Clinical features Like other malignant tumors, hepatic angiosarcoma usually presents initially with B symptoms such as weakness and weight loss. Rapid growth may cause pain due to tension on the liver capsule. Biliary tract compression may cause jaundice. Tumor rupture with hemoperitoneum has been described. A large tumor volume may lead to consumption coagulopathy due to the large intravascular space as well as intratumoral thrombosis and hemorrhage. Many patients develop anemia. The mean survival time after diagnosis is 6 months.
Differential diagnosis Angiosarcomas require differentiation from metastases and vascular tumors such as epithelioid hemangioendothelioma, which occurs very rarely in adults (peak incidence: second to fourth decade with a female preponderance).

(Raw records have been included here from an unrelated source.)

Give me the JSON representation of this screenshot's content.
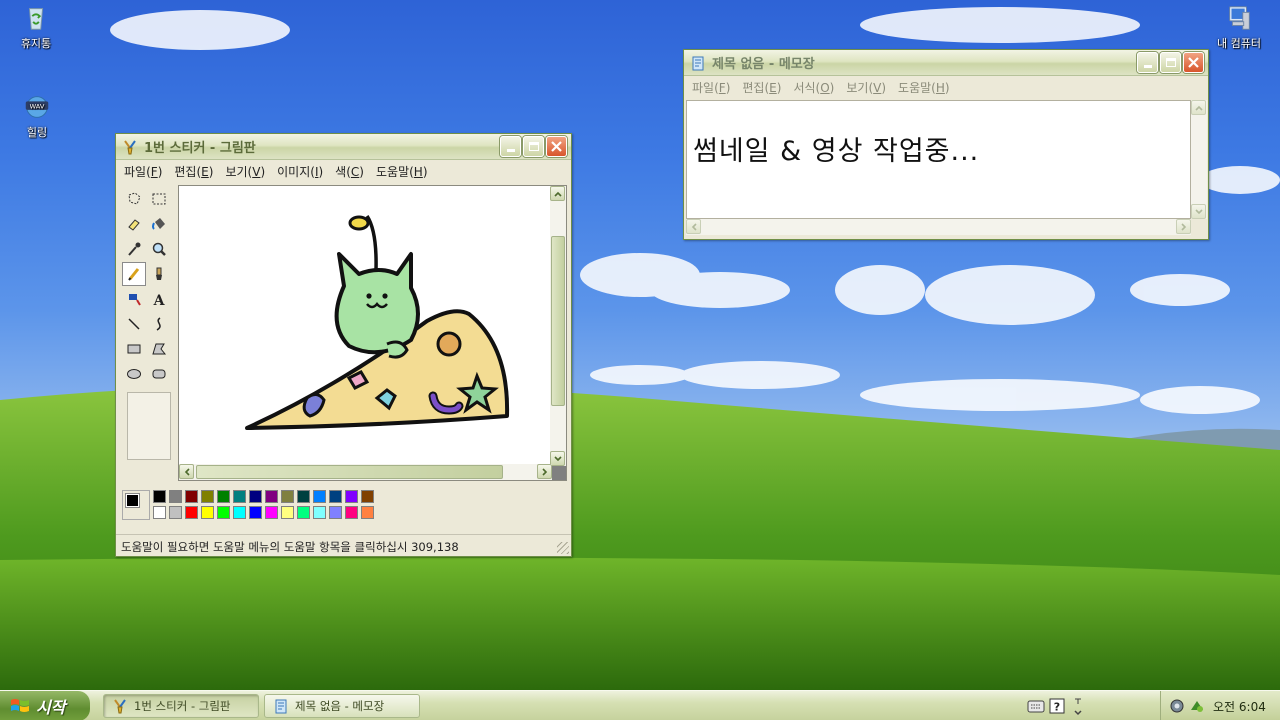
{
  "desktop": {
    "icons": [
      {
        "label": "휴지통"
      },
      {
        "label": "힐링"
      },
      {
        "label": "내 컴퓨터"
      }
    ]
  },
  "paint": {
    "title": "1번 스티커 - 그림판",
    "menu": [
      {
        "label": "파일",
        "key": "F"
      },
      {
        "label": "편집",
        "key": "E"
      },
      {
        "label": "보기",
        "key": "V"
      },
      {
        "label": "이미지",
        "key": "I"
      },
      {
        "label": "색",
        "key": "C"
      },
      {
        "label": "도움말",
        "key": "H"
      }
    ],
    "status": "도움말이 필요하면 도움말 메뉴의 도움말 항목을 클릭하십시 309,138",
    "palette_top": [
      "#000000",
      "#808080",
      "#800000",
      "#808000",
      "#008000",
      "#008080",
      "#000080",
      "#800080",
      "#808040",
      "#004040",
      "#0080ff",
      "#004080",
      "#8000ff",
      "#804000"
    ],
    "palette_bottom": [
      "#ffffff",
      "#c0c0c0",
      "#ff0000",
      "#ffff00",
      "#00ff00",
      "#00ffff",
      "#0000ff",
      "#ff00ff",
      "#ffff80",
      "#00ff80",
      "#80ffff",
      "#8080ff",
      "#ff0080",
      "#ff8040"
    ],
    "foreground": "#000000",
    "background": "#ffffff"
  },
  "notepad": {
    "title": "제목 없음 - 메모장",
    "menu": [
      {
        "label": "파일",
        "key": "F"
      },
      {
        "label": "편집",
        "key": "E"
      },
      {
        "label": "서식",
        "key": "O"
      },
      {
        "label": "보기",
        "key": "V"
      },
      {
        "label": "도움말",
        "key": "H"
      }
    ],
    "text": "썸네일 & 영상 작업중..."
  },
  "taskbar": {
    "start_label": "시작",
    "tasks": [
      {
        "label": "1번 스티커 - 그림판"
      },
      {
        "label": "제목 없음 - 메모장"
      }
    ],
    "clock": "오전 6:04"
  }
}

Key points Hepatic angiosarcomas are rare tumors that arise from endothelial cells and form disordered vascular spaces. This leads to intense enhancement on imaging. The tumors may develop regressive changes, creating a heterogeneous appearance.
Primary Hepatic Lymphoma
Brief definition Hodgkin’s lymphoma and non-Hodgkin’s lymphoma, like the leukemias, tend to affect the liver secondarily, but primary hepatic lymphomas have been reported increasingly. It is important to recognize these tumors because of the markedly better prognosis of primary hepatic lymphoma. The tumor may occur at any age from childhood to adulthood and shows a 4:1 predilection for males. It may be found in association with autoimmune diseases, chronic hepatitis, cirrhosis, and HIV infection. Most primary hepatic lymphomas present as solid masses, but diffuse infiltration occasionally occurs. 37
Imaging signs At ultrasound the tumor usually has sharp margins and is hypoechoic to liver parenchyma. On CT, areas of intrahepatic lymphoma are hypodense following injection of contrast medium (▶ Fig. 5.35). On MRI the tumors often appear very similar to normal liver tissue in T1W and T2W images. After administration of contrast medium, however, the lesions appear hypovascular in the arterial and portal venous phases. They may return to isointensity in the equilibrium phase (▶ Fig. 5.36). The lesions are usually hypointense in the biliary phase while normal surrounding liver tissue shows a marked rise in signal intensity.
Fig. 5.35 Hepatic involvement by Burkitt’s lymphoma. CT scans in the arterial and portal venous phases show a hypodense, sharply circumscribed mass with an inhomogeneous internal structure. (a) Arterial phase. (b) Portal venous phase.